Ainda vestida com o pijama, com os cabelos presos em duas tranças, calçou os chinelinhos vermelhos de borracha, atravessou a área de serviço. Abriu o portão descascado de madeira que levava ao quintal, um dos seus cantos prediletos. O outro era o seu quarto.

O quintal tinha de tudo quanto é pé de fruta. Havia também um galinheiro, onde ficavam os patos e os marrecos, e ao lado a casinha do Pedrinho, um coelho marrom que comia muito, mas não crescia.

Brincalhão ele era amigo do restante da bicharada. Metido, às vezes, levava uma bicada do galo, uma corrida do marreco. Apesar de todas as folhas e cenouras que recebia, insistia em comer o milho das galinhas.

Ela cumprimentou a todos e voltou para pegar a comida.
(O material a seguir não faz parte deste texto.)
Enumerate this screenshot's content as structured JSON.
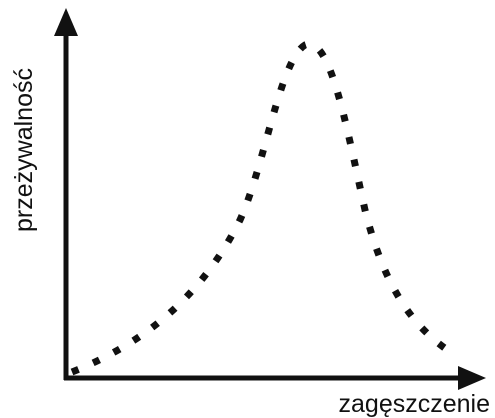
{
  "axes": {
    "y_label": "przeżywalność",
    "x_label": "zagęszczenie"
  }
}
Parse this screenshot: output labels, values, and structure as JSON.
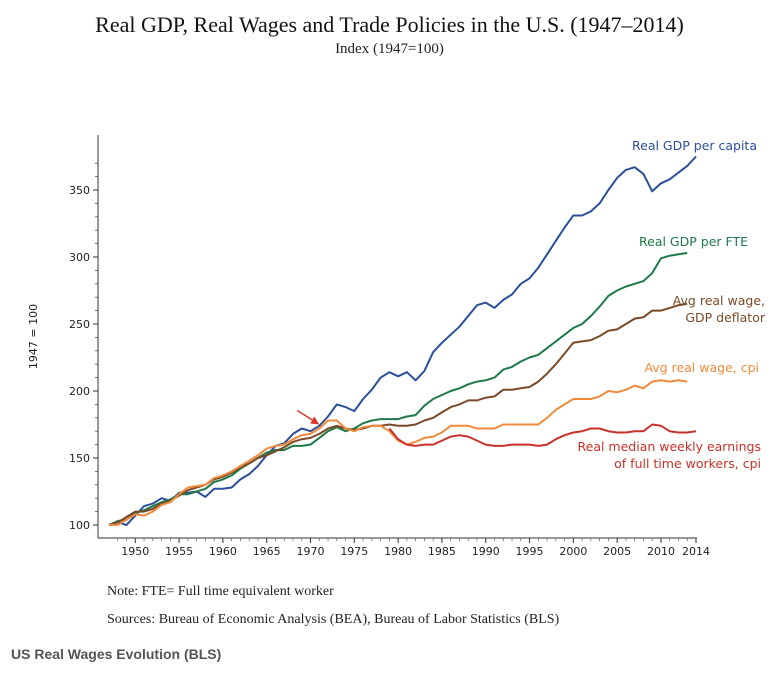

Começava sempre pela turma de penas. Depois, voltava e pegava a folhagem de Pedrinho. Se tinha ovo das galinhas, pegava. Voltava para brincar um pouquinho mais com a turma.

Como numa peça teatral, os bichinhos esperavam pela comida, pela conversa, pela companhia. Se, a cada manhã, ela demorasse um pouco mais do que o habitual todos se amontoavam no portão de madeira. Todos juntos provocam uma algazarra matinal. Tudo pela comida e, claro, pela menina.

Aos fins de semana, esse ritual era mais demorado porque não havia aulas, deveres de casa, roupa pra guardar nem a tarefa de ensinar o irmão a ler.

Ia um domingo como outro qualquer. Ela dormiu mais um pouco. A madrugada havia sido de uma chuva fina como um véu transparente. Ela não foi alimentar os amigos. O pai já havia feito isso. Comeu o mingau. Voltou para as suas brincadeiras.

Se distraia na leitura, inventando histórias para ela e, principalmente, para o irmão. Quando ele se cansava de conversar e ia embora, a menina se voltava para os seus livros, jogo de bloquinhos, desenhos, amigos invisíveis.

– Filha, venha. O almoço está pronto. Não quero ficar na cozinha limpando até muito tarde, ouviu a voz da mãe.

Saiu do quarto com um livro debaixo do braço. Quando chegou à cozinha:

Não, meu coelhinho, não! O que vocês fizeram com ele? Não, não, não!

Seu choro convulsivo deve ter sido ouvido pelo quarteirão inteiro do bairro. A menina ficou sem ar, já não conseguia nem gritar, nem chorar. Suas lágrimas molharam sua blusa azul de listras brancas. Bateu o pé no chão. Deu soco na mesa. Chorou mais e mais.

Na mesa, em cima de uma travessa branca com desenhos de pequenas flores, estava Pedrinho, rodeado de batatinhas e algumas folhinhas verdes: assado.

O irmão, sem saber o que de fato acontecia, chorou. A mãe diante do sofrimento da filha também chorava. O pai tonto não sabia como agir, não sabia a quem acudir. Não houve almoço. O pai se culpou durante anos.

A menina, hoje adulta,  é vegetariana.